Comment « Matrix » a fait passer la pilule du complotisme
Comment « Matrix » a fait passer la pilule du complotisme
Par William Audureau, Damien Leloup
Vingt ans après leur sortie, les aventures cyberpunk de Neo irriguent toujours les sphères conspirationnistes sur le Web, jusqu’aux franges les plus extrêmes.
« Choisis la pilule bleue et tout s’arrête, après tu pourras faire de beaux rêves et penser ce que tu veux. Choisis la pilule rouge : tu restes au Pays des Merveilles et on descend avec le lapin blanc au fond du gouffre. » Dimanche 31 mars, Matrix et ses répliques cultes fêtent leur vingtième anniversaire. En deux décennies, le film des sœurs Wachowski ne s’est pas seulement imposé comme un monument de la pop culture : il a défini une bonne partie des codes de l’Internet alternatif, et tout particulièrement des sphères complotistes.

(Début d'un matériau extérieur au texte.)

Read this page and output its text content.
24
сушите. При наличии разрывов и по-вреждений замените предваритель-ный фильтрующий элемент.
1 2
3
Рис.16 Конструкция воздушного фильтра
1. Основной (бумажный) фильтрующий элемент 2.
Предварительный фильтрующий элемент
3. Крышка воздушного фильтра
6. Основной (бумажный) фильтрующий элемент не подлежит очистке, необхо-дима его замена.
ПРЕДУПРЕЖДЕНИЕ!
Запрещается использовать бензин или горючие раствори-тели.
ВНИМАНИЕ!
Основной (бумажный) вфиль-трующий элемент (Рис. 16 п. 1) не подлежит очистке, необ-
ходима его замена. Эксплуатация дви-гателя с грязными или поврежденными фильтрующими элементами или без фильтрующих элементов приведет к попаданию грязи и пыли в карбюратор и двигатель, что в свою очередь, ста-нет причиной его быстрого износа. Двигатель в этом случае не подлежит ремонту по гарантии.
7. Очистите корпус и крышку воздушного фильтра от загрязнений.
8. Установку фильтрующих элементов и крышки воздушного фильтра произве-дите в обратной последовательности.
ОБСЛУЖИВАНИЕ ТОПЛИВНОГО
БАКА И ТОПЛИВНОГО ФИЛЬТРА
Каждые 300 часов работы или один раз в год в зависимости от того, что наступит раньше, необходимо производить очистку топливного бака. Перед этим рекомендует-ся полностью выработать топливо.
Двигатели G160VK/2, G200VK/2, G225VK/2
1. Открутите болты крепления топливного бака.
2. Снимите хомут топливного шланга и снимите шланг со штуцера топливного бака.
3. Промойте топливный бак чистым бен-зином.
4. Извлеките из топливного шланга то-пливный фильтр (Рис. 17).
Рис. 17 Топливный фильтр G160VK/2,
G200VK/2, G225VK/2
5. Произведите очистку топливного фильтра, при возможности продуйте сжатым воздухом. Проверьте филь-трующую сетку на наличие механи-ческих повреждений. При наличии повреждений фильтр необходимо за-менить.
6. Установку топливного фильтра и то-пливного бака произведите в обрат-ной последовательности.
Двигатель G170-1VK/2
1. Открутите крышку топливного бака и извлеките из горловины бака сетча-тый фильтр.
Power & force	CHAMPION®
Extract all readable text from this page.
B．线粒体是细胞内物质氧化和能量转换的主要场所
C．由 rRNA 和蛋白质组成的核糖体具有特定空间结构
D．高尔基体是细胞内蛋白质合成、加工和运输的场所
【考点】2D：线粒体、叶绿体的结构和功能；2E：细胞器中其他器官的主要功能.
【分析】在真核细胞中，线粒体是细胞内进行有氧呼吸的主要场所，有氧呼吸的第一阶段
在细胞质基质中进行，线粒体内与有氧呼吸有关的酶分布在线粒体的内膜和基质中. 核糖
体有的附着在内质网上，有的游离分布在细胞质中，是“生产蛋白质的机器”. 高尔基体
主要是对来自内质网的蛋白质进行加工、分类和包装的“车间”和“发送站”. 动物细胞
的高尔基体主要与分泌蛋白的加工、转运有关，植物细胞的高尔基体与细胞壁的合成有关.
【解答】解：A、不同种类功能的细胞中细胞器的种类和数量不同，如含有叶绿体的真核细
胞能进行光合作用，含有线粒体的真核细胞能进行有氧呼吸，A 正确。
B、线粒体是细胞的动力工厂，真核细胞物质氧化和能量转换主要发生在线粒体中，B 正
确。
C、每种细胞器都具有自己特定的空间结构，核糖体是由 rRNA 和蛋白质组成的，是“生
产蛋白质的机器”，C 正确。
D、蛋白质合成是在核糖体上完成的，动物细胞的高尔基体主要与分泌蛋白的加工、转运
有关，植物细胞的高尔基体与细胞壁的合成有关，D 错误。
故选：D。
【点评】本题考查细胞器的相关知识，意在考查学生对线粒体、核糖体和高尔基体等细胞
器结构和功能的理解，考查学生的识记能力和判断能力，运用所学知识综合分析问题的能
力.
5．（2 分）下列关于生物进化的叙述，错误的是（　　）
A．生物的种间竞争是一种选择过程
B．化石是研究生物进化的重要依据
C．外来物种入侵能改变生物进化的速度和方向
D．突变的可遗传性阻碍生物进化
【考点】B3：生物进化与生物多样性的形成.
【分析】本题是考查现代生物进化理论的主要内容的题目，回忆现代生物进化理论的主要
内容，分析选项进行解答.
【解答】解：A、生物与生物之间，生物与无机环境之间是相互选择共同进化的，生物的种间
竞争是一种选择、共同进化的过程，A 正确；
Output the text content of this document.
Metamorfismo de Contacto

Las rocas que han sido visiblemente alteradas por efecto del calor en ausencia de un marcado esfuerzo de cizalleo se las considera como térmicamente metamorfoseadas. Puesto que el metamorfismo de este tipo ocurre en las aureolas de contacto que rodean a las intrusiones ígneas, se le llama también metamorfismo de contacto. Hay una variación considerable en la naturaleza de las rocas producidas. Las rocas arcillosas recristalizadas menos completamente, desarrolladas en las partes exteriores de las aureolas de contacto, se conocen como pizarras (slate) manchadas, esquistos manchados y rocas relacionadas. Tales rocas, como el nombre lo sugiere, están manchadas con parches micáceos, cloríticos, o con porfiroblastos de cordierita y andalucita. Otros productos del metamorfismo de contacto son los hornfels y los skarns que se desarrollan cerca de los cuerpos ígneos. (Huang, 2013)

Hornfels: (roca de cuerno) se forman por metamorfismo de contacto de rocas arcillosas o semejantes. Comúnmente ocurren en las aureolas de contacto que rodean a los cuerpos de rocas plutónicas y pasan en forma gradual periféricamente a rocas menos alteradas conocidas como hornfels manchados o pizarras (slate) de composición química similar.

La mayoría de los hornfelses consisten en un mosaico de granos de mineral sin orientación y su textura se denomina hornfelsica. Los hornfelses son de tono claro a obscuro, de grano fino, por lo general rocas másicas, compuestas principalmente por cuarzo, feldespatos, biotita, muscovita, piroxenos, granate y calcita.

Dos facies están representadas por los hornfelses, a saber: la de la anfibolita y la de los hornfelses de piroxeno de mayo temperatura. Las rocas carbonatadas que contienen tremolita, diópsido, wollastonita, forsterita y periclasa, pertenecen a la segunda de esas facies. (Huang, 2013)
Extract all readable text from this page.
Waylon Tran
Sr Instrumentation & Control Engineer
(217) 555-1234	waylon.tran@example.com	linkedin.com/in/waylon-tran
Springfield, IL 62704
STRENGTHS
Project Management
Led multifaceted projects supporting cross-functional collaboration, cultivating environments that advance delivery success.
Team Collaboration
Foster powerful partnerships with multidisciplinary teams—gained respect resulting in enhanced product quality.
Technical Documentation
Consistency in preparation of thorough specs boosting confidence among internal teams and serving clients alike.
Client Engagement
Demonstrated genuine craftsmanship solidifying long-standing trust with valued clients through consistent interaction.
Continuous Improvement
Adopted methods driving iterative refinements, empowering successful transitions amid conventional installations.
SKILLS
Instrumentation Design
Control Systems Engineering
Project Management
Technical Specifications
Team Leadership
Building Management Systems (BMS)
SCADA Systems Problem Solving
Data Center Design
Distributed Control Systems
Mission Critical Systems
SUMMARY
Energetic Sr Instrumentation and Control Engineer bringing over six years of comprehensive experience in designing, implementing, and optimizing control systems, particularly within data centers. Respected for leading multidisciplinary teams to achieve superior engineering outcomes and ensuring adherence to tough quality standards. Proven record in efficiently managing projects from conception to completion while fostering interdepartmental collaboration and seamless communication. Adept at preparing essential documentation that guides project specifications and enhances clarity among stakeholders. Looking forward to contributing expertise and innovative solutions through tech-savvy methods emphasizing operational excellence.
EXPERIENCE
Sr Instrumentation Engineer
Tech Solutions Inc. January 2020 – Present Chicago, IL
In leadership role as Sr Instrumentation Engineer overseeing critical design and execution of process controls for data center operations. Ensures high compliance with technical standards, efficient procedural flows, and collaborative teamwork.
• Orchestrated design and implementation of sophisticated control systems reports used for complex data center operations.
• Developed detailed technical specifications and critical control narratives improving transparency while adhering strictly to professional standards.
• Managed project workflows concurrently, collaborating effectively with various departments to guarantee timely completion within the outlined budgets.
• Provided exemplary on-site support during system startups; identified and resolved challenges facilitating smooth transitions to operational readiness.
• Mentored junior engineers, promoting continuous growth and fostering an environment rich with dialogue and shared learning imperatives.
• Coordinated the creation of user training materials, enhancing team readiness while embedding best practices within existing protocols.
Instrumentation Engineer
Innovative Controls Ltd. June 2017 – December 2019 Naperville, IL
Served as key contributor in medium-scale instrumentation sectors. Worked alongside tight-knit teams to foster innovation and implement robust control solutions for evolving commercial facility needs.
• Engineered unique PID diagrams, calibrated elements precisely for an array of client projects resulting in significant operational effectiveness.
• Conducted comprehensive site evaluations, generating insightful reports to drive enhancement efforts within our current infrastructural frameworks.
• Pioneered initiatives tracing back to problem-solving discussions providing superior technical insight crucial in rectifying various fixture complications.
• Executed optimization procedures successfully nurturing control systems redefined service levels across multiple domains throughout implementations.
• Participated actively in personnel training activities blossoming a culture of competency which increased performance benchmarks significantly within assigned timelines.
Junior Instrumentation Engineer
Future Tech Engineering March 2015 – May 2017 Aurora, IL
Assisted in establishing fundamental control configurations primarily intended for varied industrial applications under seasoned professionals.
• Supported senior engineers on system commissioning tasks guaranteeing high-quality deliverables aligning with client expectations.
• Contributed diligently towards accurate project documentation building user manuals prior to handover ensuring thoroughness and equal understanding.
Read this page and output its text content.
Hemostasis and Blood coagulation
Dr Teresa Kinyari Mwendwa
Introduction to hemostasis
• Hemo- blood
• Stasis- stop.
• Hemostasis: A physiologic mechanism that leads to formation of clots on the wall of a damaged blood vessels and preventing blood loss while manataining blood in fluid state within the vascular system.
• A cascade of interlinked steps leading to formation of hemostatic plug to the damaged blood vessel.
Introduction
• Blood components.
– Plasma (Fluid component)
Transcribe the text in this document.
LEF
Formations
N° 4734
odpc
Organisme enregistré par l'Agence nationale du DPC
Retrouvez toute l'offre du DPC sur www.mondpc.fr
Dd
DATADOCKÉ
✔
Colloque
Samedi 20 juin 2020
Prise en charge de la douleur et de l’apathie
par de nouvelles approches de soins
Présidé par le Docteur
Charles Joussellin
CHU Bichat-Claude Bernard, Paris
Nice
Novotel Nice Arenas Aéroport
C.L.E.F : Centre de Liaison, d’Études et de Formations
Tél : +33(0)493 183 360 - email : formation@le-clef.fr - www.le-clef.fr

Matrix - Bande Annonce VF - 1999
Durée : 02:27
Neo, informaticien découvrant que toute sa vie est une illusion générée par des robots le manipulant, est aujourd’hui encore le modèle de l’éveil à une réalité indicible, cachée et douloureuse. Les références à son périple sont omniprésentes dans la production conspirationniste : blog de « réinformation » autobaptisé Pilule rouge, parallèle entre la matrice et les Illuminatis sur « Nouvel Ordre Mondial », ou encore décryptage fiévreux cherchant dans le film un message sur les Francs-Maçons sur « Stop mensonges »…
Comme l’écrit sans rire un de ces sites, « la Matrix n’est rien d’autre qu’un outil pour le succès des Illuminatis, que l’on soit à l’extérieur ou à l’intérieur de la Matrix ne change rien pour eux… c’est déjà trop tard ».
De nombreux blogs, sites et maisons d’édition conspirationnistes se sont appropriés les références à « Matrix ». / CAPTURE D’ÉCRAN
Pourquoi une telle influence ? Le film de la Warner Bros. n’est pourtant ni le premier à mettre en scène un complot, ni le plus crédible dans son registre. « Dans l’histoire du cinéma, le complotisme est davantage associé à la période du Watergate, avec Les Hommes du président, Conversation secrète, des films réalistes, antiétatiques, qui remettent en cause les élites et ont connu une vraie vogue dans les années 1970 », resitue Alain Boillat, professeur d’études cinématographiques à l’université de Lausanne et auteur de Cinéma, machine à mondes (Georg, 2014). Et pourtant, l’aura de Matrix auprès des sphères complotistes est supérieure à toute autre œuvre de fiction.
Rencontre entre cyberpunk et angoisse millénariste
Culturellement, le film s’inscrit dans une autre tradition des années 1970 : celle de la cyberculture dystopique, profondément liée aux grands auteurs de science-fiction que sont Philip K. Dick (Les androïdes rêvent-ils de moutons électriques ?, 1968) et William Gibson (Neuromancien, 1984), qui valorise le hacker face à l’institution. Née en plein essor de l’informatique civile, elle connaît un regain d’intérêt avec l’éclosion du Web dans les années 1990.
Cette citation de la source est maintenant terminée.